Hsing I, as an expression of Mandarin Chinese, does not readily translate into English, which is hardly surprising as, in my experience, neither is it readily understood by speakers of the language – at lease in a general sense. But perhaps its very shadow of meaning gives us a clue to its nature.

For first it is there, and present; then it is gone, and past. It is entirely direct, yet may take any direction. It may pre-empt, or abide: lighten or darken.

It is the deep, formless form of the essential mind.

Hsing I Ch’uan would appear therefore to be remote, intractable, not freely giving up of itself; yet this is not so. We can approach it, and we must, utilizing the practical patterns, Forms, and meditations so beloved of the Chinese martial artists. Foremost amongst these is a command and physical understanding of wu-hsing: the five elements, or activities – mutually arising, and being – mutually falling away, and departing.

And the key to wu-hsing, holding the combination to this five-piece lock, is to be discovered in the movement and still-standing of the san-ti posture.

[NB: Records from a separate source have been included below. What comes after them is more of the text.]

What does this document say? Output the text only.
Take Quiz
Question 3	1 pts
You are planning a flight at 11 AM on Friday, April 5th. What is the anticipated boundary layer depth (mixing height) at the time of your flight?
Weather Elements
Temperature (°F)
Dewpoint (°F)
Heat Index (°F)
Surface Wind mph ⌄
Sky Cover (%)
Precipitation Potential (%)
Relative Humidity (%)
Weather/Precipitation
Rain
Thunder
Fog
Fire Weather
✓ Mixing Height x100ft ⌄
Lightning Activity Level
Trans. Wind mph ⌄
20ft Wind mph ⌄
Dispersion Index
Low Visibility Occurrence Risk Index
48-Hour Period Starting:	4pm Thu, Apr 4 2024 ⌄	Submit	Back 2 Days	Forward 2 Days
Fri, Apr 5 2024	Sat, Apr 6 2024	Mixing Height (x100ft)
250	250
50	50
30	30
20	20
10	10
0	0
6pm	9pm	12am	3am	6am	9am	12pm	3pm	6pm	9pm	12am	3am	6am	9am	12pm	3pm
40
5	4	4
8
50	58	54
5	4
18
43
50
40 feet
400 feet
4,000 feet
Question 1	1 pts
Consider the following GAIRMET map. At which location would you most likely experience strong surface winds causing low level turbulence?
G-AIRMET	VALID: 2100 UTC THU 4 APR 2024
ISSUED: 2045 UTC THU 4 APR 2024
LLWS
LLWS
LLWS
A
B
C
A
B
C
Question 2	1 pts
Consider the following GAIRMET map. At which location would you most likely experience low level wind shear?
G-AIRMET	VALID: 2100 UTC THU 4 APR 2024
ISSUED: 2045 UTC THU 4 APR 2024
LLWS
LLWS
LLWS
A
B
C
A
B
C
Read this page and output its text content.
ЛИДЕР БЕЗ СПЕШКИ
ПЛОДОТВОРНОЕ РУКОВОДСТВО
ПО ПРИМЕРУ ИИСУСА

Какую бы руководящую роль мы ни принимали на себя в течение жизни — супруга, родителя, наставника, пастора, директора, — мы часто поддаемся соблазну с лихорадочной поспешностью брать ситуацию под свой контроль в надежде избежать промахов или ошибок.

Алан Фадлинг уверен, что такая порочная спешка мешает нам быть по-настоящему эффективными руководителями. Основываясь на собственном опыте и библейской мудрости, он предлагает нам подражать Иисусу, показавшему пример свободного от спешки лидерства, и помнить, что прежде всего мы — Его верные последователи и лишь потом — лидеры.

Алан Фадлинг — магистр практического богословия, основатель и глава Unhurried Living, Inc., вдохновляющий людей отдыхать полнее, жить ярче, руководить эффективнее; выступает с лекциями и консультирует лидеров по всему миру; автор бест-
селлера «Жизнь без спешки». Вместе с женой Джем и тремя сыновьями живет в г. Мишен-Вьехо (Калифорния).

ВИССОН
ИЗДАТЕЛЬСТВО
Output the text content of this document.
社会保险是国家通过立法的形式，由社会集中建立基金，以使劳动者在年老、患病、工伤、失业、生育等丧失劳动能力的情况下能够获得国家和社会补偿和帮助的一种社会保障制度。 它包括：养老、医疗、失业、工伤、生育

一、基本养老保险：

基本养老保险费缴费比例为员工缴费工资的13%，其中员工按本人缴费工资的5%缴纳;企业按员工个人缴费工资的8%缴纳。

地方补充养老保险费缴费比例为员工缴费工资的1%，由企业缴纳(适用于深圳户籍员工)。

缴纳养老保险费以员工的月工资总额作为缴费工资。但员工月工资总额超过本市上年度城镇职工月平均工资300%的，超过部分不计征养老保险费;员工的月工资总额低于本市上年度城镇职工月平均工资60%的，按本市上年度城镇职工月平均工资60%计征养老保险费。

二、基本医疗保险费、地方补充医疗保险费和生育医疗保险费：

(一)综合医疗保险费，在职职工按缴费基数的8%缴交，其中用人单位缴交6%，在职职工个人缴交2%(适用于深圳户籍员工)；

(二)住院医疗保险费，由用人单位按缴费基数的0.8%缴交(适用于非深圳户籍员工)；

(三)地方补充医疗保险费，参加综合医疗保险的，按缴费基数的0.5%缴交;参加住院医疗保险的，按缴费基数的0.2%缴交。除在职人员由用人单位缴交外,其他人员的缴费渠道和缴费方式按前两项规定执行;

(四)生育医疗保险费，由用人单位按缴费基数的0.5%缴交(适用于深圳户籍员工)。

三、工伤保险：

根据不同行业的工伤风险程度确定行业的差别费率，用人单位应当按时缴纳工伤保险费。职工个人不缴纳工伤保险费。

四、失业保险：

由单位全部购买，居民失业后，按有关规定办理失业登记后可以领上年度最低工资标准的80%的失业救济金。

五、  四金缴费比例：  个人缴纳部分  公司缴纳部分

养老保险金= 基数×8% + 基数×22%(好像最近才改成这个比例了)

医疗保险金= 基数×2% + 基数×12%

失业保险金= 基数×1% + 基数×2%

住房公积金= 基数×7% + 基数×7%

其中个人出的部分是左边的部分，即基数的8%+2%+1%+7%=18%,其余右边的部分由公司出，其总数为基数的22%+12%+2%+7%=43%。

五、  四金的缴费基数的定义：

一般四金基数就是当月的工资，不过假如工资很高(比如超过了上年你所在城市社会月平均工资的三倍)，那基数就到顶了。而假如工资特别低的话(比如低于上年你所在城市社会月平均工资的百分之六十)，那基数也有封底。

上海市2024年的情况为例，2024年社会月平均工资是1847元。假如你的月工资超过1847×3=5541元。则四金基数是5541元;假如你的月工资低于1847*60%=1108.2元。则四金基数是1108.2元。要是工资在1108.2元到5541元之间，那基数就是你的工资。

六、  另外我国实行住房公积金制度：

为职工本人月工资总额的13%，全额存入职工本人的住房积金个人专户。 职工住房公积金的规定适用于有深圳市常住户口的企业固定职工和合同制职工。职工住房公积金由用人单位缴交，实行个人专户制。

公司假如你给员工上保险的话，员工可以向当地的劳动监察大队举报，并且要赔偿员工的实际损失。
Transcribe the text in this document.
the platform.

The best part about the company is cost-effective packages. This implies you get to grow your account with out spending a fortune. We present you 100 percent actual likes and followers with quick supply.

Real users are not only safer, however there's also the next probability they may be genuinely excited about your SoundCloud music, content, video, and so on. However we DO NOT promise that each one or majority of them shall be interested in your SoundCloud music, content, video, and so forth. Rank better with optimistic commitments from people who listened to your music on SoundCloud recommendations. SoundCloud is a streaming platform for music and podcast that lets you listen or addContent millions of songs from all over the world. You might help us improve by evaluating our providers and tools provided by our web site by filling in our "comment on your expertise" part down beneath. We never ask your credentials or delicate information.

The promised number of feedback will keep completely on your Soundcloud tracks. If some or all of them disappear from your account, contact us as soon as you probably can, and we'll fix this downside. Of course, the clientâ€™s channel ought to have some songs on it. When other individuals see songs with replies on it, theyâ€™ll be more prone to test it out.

Rise and drill, turn-over, and fall.

Of three in unity: san-ti, where ‘three’ makes firm the principles and art of Hsing I practice.

Earth Mind-Heart Heaven
Chicken leg Dragon body Bear shoulder
Balance Natural speed Power

The taking of the posture is prescribed, practised and repeated with smooth, internal deliberateness: rise and drill, turn-over, and split – where the moving apart of the hands resembles the tearing of silk tissue; the stepping to the line being sure-footed, full, and accurate; the body in settling finding dynamic, balanced asymmetry.

All is clear.

The meditation of san-ti develops natural strength, and is fully sensible of its inherent power. It is the body and mind rendered together in awareness, drawn with the keenness of a bow.

The form of the mind is traceless, matchless – unseen as night.

Born of san-ti, Hsing I makes its Forms from the five principle active elements: wu-hsing. These are archetypes and as such have an innate purity, even austerity. The patterns of the Forms, too, are imbued with this spirit of natural simplicity.

Differing from the Forms of Tai Chi, which proceed from stillness into eight directions, employing a silk-smooth slowness to develop awareness and skill; different also from the Forms of Pa Kua which progress from and through its Eight Changes to spiral with fluidity around a steady centre. Hsing I leaves these beautiful subtleties alone. Instead it assumes the perfect modesty of a walk – albeit at a pace – directly forward, from here to another ‘here’: an unswerving Line, or seam of practice. We may turn on the line, we may cross over it, we may retreat, rise or sink upon it; it is always present, has no convergence, no finity.

In this particular our study finds a twin in the Ch’an teaching of ‘one-pointedness’, in which no destination or nirvana is prefigured, but where the essential mind has entered into the Way; actions flowing from it with effortless power, effortless truth. In like manner Hsing I proceeds forward from the mind, directly.

Nothing is mapped. Line becomes landscape.

wu-hsing element & organ action
p’i ch’uan metal (lung) splitting fist
tsuan ch’uan water (kidney) drilling fist
peng ch’uan wood (liver) crushing fist
pao ch’uan fire (heart) cannon fist
heng ch’uan earth (spleen) crossing fist


For each element, generated from san-ti, skill of application will be rewarded in careful repetition. However, we should be wary of ‘slogging’ at the Forms in an attempt to develop speed and power. Speed, for example, found through these means may start out fast, but will arrive late, with power stymied, unable properly to release.

Likewise it is believed that right-minded training in the Hsing I will bring chi-health to the internal organs, whereas detriment to the body and spirit will surely follow carelessness.

So, take time. Take heed. It must be natural. In our practice there can be no restive hurry.

Let our practice be cleansing as rain – at dawn, at dusk.

Hsing I makes a demand upon us that is, in practice and application, substantially different from that of the traditional Yang family Tai Chi Ch’uan, and it may not at the start be easy to accommodate.

It is the principle of intuitive, pre-emptive, intercepting: splitting apart, necessarily striking to disable.

Above all else, Hsing I is an art of assertion.

So it is perhaps natural for those of us unused to the fighting arts to stumble at this threshold; in the modern world, in practical terms, we seldom have to defend our very lives. Yet this is a threshold we must cross, and cross spontaneously – tzu jan – if  we are to develop a proper martial skill.

Here is an approach – one of displacement – which may assist us as we deepen our study. Contemplate this: other than yours, whose life would you stand by, if you had to, and defend physically? You may at first find it less equivocating to bring forth a life-preserving right-mindedness – one that permits assertive action- where your most loved is at stake. In this way, developed through the meditation of training, a hesitant ego is removed, putting the heart and essential mind directly in touch with each other. And here is Hsing I: we pass through, leaving the threshold of ambivalence in shadow behind us. In the words of an ancient Ch’an expression of meditation:

Where the false mind stops, reality appears.